To make the orange-infused cranberries:
- Bring the orange juice to boiling in a sauce pan, stir in the dried cranberries, remove from the heat, and allow to sit for 15-25 minutes or until the cranberries are soft.
To make the salad:
- Shave the brussels sprouts using your food processor's fine slicing blade, or by hand using a mandoline slicer. (Leave them raw, or if you prefer, LIGHTLY parboil them. See notes.)
- Place the shaved brussels sprouts in a large bowl, add the chopped mint leaves and half the chopped pistachios, and toss together. Pour the citrus vinaigrette over the salad and toss well to coat.
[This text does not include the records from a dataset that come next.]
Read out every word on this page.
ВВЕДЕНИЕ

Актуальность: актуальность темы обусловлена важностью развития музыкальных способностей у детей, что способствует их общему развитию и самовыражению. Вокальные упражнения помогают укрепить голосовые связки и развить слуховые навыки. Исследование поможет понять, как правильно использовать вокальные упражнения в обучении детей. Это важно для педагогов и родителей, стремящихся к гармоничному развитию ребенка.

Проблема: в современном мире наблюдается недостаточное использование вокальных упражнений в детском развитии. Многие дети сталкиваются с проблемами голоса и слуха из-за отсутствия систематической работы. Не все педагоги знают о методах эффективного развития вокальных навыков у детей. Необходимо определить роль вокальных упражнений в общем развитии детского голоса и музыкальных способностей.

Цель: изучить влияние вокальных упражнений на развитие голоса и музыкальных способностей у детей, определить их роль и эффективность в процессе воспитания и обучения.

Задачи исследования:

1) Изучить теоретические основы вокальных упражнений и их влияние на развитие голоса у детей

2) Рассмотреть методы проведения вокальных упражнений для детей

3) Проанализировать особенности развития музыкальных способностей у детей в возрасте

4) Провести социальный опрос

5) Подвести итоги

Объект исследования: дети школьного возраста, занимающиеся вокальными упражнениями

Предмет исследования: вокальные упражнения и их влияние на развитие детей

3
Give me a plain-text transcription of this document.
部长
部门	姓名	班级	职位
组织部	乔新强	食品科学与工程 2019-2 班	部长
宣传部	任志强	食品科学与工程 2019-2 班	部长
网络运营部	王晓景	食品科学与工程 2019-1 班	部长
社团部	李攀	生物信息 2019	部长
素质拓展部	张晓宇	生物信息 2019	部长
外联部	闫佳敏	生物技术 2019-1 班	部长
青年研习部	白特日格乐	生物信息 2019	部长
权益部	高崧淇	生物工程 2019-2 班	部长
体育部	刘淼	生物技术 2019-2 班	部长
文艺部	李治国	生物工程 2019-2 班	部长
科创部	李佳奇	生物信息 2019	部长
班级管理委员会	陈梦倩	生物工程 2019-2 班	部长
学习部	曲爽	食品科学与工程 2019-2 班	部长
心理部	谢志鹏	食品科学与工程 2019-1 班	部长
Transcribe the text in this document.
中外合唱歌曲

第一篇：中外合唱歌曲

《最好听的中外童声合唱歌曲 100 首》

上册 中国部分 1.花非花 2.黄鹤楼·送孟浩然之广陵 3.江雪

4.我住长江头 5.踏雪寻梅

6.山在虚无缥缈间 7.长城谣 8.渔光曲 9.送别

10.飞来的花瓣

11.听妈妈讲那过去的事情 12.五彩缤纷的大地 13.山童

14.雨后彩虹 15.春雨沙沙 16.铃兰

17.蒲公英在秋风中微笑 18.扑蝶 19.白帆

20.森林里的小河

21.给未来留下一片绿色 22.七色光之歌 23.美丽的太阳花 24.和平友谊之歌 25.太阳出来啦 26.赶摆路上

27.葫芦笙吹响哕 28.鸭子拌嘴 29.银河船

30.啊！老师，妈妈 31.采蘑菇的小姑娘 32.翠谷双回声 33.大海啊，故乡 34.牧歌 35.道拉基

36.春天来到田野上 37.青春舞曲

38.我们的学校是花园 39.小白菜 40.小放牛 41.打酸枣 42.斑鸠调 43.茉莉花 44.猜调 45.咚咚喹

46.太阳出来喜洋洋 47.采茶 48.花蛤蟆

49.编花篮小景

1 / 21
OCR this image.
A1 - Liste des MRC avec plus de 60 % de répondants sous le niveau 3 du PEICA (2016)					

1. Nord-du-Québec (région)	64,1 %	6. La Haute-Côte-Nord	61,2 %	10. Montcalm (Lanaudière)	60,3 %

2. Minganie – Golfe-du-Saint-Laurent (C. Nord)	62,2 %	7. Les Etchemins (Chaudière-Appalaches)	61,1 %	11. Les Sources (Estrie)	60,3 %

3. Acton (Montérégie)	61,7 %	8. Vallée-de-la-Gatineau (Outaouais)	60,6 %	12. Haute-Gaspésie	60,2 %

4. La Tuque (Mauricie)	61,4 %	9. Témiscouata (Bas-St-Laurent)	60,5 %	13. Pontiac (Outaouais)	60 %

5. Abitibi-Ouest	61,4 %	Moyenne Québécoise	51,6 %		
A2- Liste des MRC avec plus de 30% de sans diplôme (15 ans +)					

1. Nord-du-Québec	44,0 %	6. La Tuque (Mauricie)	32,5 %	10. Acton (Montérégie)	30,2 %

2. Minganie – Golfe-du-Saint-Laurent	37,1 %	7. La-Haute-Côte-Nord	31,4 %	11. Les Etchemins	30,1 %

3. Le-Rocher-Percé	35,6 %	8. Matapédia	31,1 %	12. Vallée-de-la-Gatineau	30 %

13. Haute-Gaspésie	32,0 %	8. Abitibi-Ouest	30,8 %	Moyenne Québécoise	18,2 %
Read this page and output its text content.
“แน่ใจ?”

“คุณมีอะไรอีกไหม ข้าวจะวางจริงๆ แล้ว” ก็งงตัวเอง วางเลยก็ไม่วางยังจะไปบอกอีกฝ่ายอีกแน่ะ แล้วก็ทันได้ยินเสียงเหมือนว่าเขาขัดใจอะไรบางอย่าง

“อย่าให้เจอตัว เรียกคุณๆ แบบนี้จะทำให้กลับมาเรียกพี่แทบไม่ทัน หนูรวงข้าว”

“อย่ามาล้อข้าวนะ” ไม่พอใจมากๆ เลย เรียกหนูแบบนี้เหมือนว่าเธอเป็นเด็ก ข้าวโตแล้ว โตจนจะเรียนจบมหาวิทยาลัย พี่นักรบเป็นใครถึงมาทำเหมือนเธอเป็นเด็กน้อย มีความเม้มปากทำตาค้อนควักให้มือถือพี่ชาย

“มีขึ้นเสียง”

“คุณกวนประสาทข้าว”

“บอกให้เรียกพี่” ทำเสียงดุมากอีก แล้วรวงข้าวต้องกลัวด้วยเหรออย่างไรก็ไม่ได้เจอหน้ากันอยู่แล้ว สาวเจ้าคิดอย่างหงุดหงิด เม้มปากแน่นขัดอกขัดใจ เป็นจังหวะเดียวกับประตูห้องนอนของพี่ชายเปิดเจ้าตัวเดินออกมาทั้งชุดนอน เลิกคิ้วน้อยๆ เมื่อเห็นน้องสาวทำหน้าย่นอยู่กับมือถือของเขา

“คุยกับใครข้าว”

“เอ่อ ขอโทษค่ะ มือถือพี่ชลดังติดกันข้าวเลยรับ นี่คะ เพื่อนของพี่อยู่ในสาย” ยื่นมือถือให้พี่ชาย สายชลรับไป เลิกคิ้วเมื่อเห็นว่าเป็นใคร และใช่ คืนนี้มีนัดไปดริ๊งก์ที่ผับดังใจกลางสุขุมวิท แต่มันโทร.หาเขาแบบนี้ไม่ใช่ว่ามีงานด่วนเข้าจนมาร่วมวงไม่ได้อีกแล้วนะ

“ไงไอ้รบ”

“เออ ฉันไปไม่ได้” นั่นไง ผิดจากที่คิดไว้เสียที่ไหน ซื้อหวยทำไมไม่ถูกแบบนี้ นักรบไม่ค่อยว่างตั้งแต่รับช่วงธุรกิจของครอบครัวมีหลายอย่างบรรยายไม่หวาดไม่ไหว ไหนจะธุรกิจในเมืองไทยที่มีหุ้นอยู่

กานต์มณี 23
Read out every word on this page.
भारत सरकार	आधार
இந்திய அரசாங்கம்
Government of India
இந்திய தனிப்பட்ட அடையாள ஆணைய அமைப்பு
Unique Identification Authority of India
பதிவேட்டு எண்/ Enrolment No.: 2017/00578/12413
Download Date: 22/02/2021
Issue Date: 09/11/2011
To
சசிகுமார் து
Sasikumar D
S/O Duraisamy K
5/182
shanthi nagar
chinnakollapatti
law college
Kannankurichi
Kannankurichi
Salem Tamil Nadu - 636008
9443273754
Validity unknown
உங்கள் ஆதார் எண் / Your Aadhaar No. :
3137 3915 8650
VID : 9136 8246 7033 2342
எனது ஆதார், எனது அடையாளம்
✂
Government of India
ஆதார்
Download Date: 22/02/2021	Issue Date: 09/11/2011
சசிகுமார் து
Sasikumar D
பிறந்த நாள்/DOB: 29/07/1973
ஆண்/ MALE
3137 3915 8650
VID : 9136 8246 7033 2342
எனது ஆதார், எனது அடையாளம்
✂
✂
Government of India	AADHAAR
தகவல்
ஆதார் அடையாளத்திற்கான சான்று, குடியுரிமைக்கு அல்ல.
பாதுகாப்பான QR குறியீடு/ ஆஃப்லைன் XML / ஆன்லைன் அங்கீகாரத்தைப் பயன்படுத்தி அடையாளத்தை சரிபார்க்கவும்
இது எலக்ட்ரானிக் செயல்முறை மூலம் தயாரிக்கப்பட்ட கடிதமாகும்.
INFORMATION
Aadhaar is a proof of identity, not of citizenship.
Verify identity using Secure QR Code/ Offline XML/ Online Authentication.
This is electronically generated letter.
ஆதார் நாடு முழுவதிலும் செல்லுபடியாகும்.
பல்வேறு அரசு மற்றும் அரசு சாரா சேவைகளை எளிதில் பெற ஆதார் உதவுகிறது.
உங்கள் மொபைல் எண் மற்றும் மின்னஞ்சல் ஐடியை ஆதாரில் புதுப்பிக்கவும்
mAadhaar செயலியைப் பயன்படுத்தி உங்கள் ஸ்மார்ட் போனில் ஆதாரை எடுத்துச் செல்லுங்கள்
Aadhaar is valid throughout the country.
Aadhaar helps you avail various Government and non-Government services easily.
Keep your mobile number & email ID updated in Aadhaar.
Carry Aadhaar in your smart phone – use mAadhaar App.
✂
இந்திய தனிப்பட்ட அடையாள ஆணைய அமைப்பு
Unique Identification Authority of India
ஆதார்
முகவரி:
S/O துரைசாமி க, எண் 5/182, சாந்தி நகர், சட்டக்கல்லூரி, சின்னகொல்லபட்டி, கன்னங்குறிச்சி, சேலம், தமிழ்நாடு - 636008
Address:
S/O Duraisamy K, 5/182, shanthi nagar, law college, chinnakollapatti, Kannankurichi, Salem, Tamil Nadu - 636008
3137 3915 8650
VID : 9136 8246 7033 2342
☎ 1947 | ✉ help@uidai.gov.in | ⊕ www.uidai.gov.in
- To assemble, place the salad on large serving platter or individual dishes, and top with the remaining chopped pistachios and cranberries. Garnish with reserved whole mint leaves if desired.
- Dressing. I like my salads lightly dressed. If I need a bit of extra flavor, I'll season with some pepper. But if you prefer more dressing, increase the recipe by 50% or even double it.
- To make orange-infused cranberries: Bring 1 cup of orange juice to boiling in a sauce pan, add ½ cup of dried cranberries, remove from the heat, and allow to sit for 30 minutes.
- Brussels-raw or not. I personally enjoy this salad with raw brussels sprouts. But if you find the texture a little too crunchy or have difficulty digesting raw cruciferous veggies, you can drop them into boiling water for no more than 30 seconds--just until they start to turn bright green. Then immediately drain them in a colander and rinse them under very cold water to stop the cooking.
- Mint. Fresh herbs can be expensive, and around the holidays, stores can run out. But do try to include the mint in this recipe--it adds such a fresh, light flavor, and really helps pull everything together.
- To make it nut free: omit the almond butter or sub tahini, and omit the pistachios or sub sunflower seeds or pepitas.
- To make it maple syrup free: omit or add 2 teaspoons of date paste
- About the mellow white miso paste: Most of the sodium in this recipe comes form the miso, but it's considered a 'green light' salt (video) that's less damaging than table salt. I like using mellow white miso paste in a lot of recipes that might call for oil. You can usually find it near the tofu in the refrigerated section of the grocery store.
This post has been updated, but the recipe has not been changed.
What do you do with the 1 cup of orange juice that the cranberries were in? Does it get completely absorbed?
Hi Marie, How much orange juice gets absorbed will depend somewhat on the cranberries, and how much moisture they start with. You need enough juice to cover them for the best results. You can either use any leftover juice elsewhere, or you if you switch up the order of the recipe instructions, you could even use it in the dressing.